Must pouvoir utiliser un script qui update grub/extlinux :]

Pour le moment j'utilise surtout quand cela est possible un netboot avec syslinux et un fallback sur l'hdd avec extlinux (se qui permet un sychro très facil entre le rep tftp et la partition /boot des machines), souci -> l'utilisation des modules prend la tête.

Et quand le netboot n'est pas dispo et/ou qu'il faut des modules, c'est à la bourrin avec un sshfs des soucres du kernel déjà compiler avec un make module_install sur chaque VM machines...

Si vous avez des idées, des inspirations je serais très probablement preneur  :Smile: 

Bonne journée à toute la communauté.

----------

## KageBunshinNoGentoo

Bonjour,

Moi j'utilise Puppet pour centraliser l'administration de mes serveurs. Il est tout à fait envisageable de créer un module puppet effectuant ce que tu veux.

++

----------

## anigel

Pour ma part, je gère cela sur mon parc avec genkernel, tout simplement : je lui indique en paramètre le fichier .config de mon choix, il me compile un initrd tout propre, que j'envoie sur mon réseau via des scripts développés en interne.

J'avais envisagé un temps d'utiliser une solution intégrée, mais finalement utiliser mes propres outils est moins contraignant qu'une vraie gestion centralisée.

----------

## CourJuS

 *KageBunshinNoGentoo wrote:*   

> Bonjour,
> 
> Moi j'utilise Puppet pour centraliser l'administration de mes serveurs. Il est tout à fait envisageable de créer un module puppet effectuant ce que tu veux.

 

Merci, effectivement cela pourrait m’intéresser, si tu as une doc, un howto en tête que tu recommanderais je te serais reconnaissant  :Smile:  (j'ai une vie quelque peux surcharger/palpitante  :Wink:  )

 *anigel wrote:*   

> Pour ma part, je gère cela sur mon parc avec genkernel, tout simplement : je lui indique en paramètre le fichier .config de mon choix, il me compile un initrd tout propre, que j'envoie sur mon réseau via des scripts développés en interne.
> 
> J'avais envisagé un temps d'utiliser une solution intégrée, mais finalement utiliser mes propres outils est moins contraignant qu'une vraie gestion centralisée.

 

Lol je t’avouerais que je n'y avais jamais songé !

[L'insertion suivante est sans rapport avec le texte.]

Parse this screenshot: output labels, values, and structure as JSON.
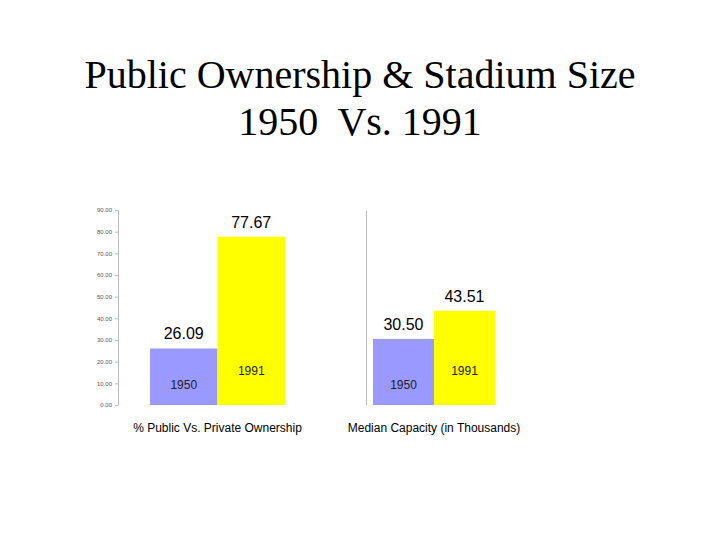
{
  "chart_data": [
    {
      "type": "bar",
      "title": "Public Ownership & Stadium Size 1950  Vs. 1991",
      "xlabel": "% Public Vs. Private Ownership",
      "categories": [
        "1950",
        "1991"
      ],
      "values": [
        26.09,
        77.67
      ],
      "colors": [
        "#9999ff",
        "#ffff00"
      ],
      "data_labels": true,
      "ylim": [
        0,
        90
      ],
      "yticks": [
        {
          "value": 0,
          "label": "0.00"
        },
        {
          "value": 10,
          "label": "10.00"
        },
        {
          "value": 20,
          "label": "20.00"
        },
        {
          "value": 30,
          "label": "30.00"
        },
        {
          "value": 40,
          "label": "40.00"
        },
        {
          "value": 50,
          "label": "50.00"
        },
        {
          "value": 60,
          "label": "60.00"
        },
        {
          "value": 70,
          "label": "70.00"
        },
        {
          "value": 80,
          "label": "80.00"
        },
        {
          "value": 90,
          "label": "90.00"
        }
      ]
    },
    {
      "type": "bar",
      "xlabel": "Median Capacity (in Thousands)",
      "categories": [
        "1950",
        "1991"
      ],
      "values": [
        30.5,
        43.51
      ],
      "value_labels": [
        "30.50",
        "43.51"
      ],
      "colors": [
        "#9999ff",
        "#ffff00"
      ],
      "data_labels": true,
      "ylim": [
        0,
        90
      ]
    }
  ]
}
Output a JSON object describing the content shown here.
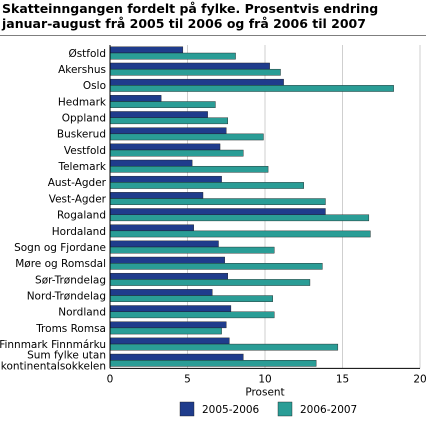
{
  "chart_data": {
    "type": "bar",
    "orientation": "horizontal",
    "title": "Skatteinngangen fordelt på fylke. Prosentvis endring januar-august frå 2005 til 2006 og frå 2006 til 2007",
    "xlabel": "Prosent",
    "xlim": [
      0,
      20
    ],
    "xticks": [
      "0",
      "5",
      "10",
      "15",
      "20"
    ],
    "grid": true,
    "legend_position": "bottom",
    "categories": [
      [
        "Østfold"
      ],
      [
        "Akershus"
      ],
      [
        "Oslo"
      ],
      [
        "Hedmark"
      ],
      [
        "Oppland"
      ],
      [
        "Buskerud"
      ],
      [
        "Vestfold"
      ],
      [
        "Telemark"
      ],
      [
        "Aust-Agder"
      ],
      [
        "Vest-Agder"
      ],
      [
        "Rogaland"
      ],
      [
        "Hordaland"
      ],
      [
        "Sogn og Fjordane"
      ],
      [
        "Møre og Romsdal"
      ],
      [
        "Sør-Trøndelag"
      ],
      [
        "Nord-Trøndelag"
      ],
      [
        "Nordland"
      ],
      [
        "Troms Romsa"
      ],
      [
        "Finnmark Finnmárku"
      ],
      [
        "Sum fylke utan",
        "kontinentalsokkelen"
      ]
    ],
    "series": [
      {
        "name": "2005-2006",
        "color": "#1f3c8c",
        "values": [
          4.7,
          10.3,
          11.2,
          3.3,
          6.3,
          7.5,
          7.1,
          5.3,
          7.2,
          6.0,
          13.9,
          5.4,
          7.0,
          7.4,
          7.6,
          6.6,
          7.8,
          7.5,
          7.7,
          8.6
        ]
      },
      {
        "name": "2006-2007",
        "color": "#2a9d96",
        "values": [
          8.1,
          11.0,
          18.3,
          6.8,
          7.6,
          9.9,
          8.6,
          10.2,
          12.5,
          13.9,
          16.7,
          16.8,
          10.6,
          13.7,
          12.9,
          10.5,
          10.6,
          7.2,
          14.7,
          13.3
        ]
      }
    ]
  }
}
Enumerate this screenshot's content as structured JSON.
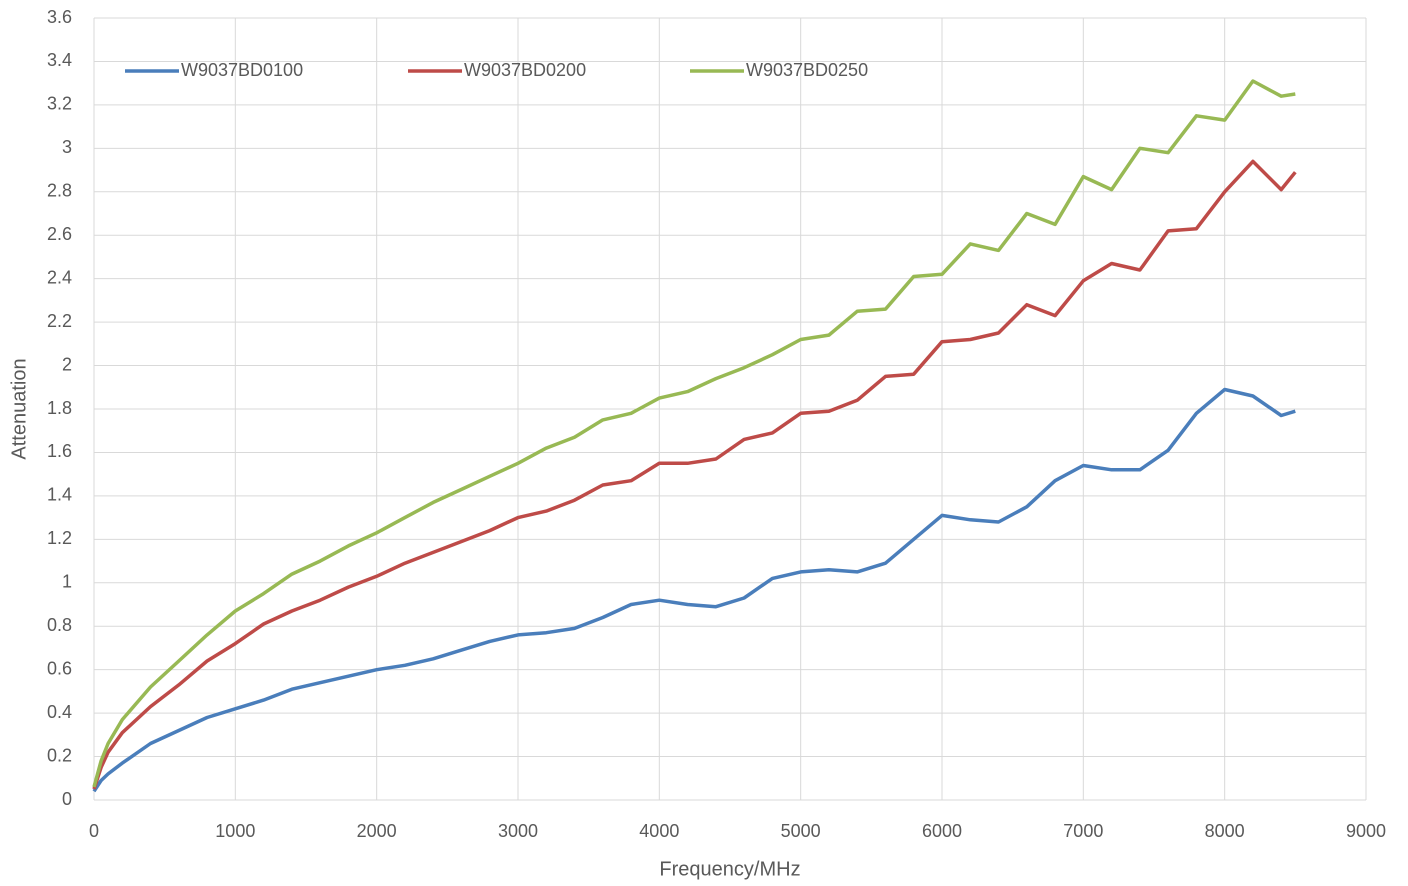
{
  "chart_data": {
    "type": "line",
    "x_label": "Frequency/MHz",
    "y_label": "Attenuation",
    "x": [
      0,
      50,
      100,
      200,
      400,
      600,
      800,
      1000,
      1200,
      1400,
      1600,
      1800,
      2000,
      2200,
      2400,
      2600,
      2800,
      3000,
      3200,
      3400,
      3600,
      3800,
      4000,
      4200,
      4400,
      4600,
      4800,
      5000,
      5200,
      5400,
      5600,
      5800,
      6000,
      6200,
      6400,
      6600,
      6800,
      7000,
      7200,
      7400,
      7600,
      7800,
      8000,
      8200,
      8400,
      8500
    ],
    "series": [
      {
        "name": "W9037BD0100",
        "color": "#4a7ebb",
        "values": [
          0.04,
          0.09,
          0.12,
          0.17,
          0.26,
          0.32,
          0.38,
          0.42,
          0.46,
          0.51,
          0.54,
          0.57,
          0.6,
          0.62,
          0.65,
          0.69,
          0.73,
          0.76,
          0.77,
          0.79,
          0.84,
          0.9,
          0.92,
          0.9,
          0.89,
          0.93,
          1.02,
          1.05,
          1.06,
          1.05,
          1.09,
          1.2,
          1.31,
          1.29,
          1.28,
          1.35,
          1.47,
          1.54,
          1.52,
          1.52,
          1.61,
          1.78,
          1.89,
          1.86,
          1.77,
          1.79
        ]
      },
      {
        "name": "W9037BD0200",
        "color": "#be4b48",
        "values": [
          0.05,
          0.15,
          0.22,
          0.31,
          0.43,
          0.53,
          0.64,
          0.72,
          0.81,
          0.87,
          0.92,
          0.98,
          1.03,
          1.09,
          1.14,
          1.19,
          1.24,
          1.3,
          1.33,
          1.38,
          1.45,
          1.47,
          1.55,
          1.55,
          1.57,
          1.66,
          1.69,
          1.78,
          1.79,
          1.84,
          1.95,
          1.96,
          2.11,
          2.12,
          2.15,
          2.28,
          2.23,
          2.39,
          2.47,
          2.44,
          2.62,
          2.63,
          2.8,
          2.94,
          2.81,
          2.89
        ]
      },
      {
        "name": "W9037BD0250",
        "color": "#98b954",
        "values": [
          0.06,
          0.18,
          0.26,
          0.37,
          0.52,
          0.64,
          0.76,
          0.87,
          0.95,
          1.04,
          1.1,
          1.17,
          1.23,
          1.3,
          1.37,
          1.43,
          1.49,
          1.55,
          1.62,
          1.67,
          1.75,
          1.78,
          1.85,
          1.88,
          1.94,
          1.99,
          2.05,
          2.12,
          2.14,
          2.25,
          2.26,
          2.41,
          2.42,
          2.56,
          2.53,
          2.7,
          2.65,
          2.87,
          2.81,
          3.0,
          2.98,
          3.15,
          3.13,
          3.31,
          3.24,
          3.25
        ]
      }
    ],
    "xlim": [
      0,
      9000
    ],
    "xticks": [
      0,
      1000,
      2000,
      3000,
      4000,
      5000,
      6000,
      7000,
      8000,
      9000
    ],
    "ylim": [
      0,
      3.6
    ],
    "yticks": [
      0,
      0.2,
      0.4,
      0.6,
      0.8,
      1,
      1.2,
      1.4,
      1.6,
      1.8,
      2,
      2.2,
      2.4,
      2.6,
      2.8,
      3,
      3.2,
      3.4,
      3.6
    ],
    "grid": true,
    "legend": "top"
  }
}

J'ai utiliser genkernel 2 ou 3 fois dans ma vie il y a 6 ans pour mes quelques premier kernel. ensuite -> à la main ! huhu

Je vais regarder de se coté la aussi.

A moins que "puppet" corresponde vraiment à se que j'ai souhait comme outils, je risque de créer moi même mon framwork comme certains autre de mes outils. me faut juste du temps !

Bonne soirée à tous

----------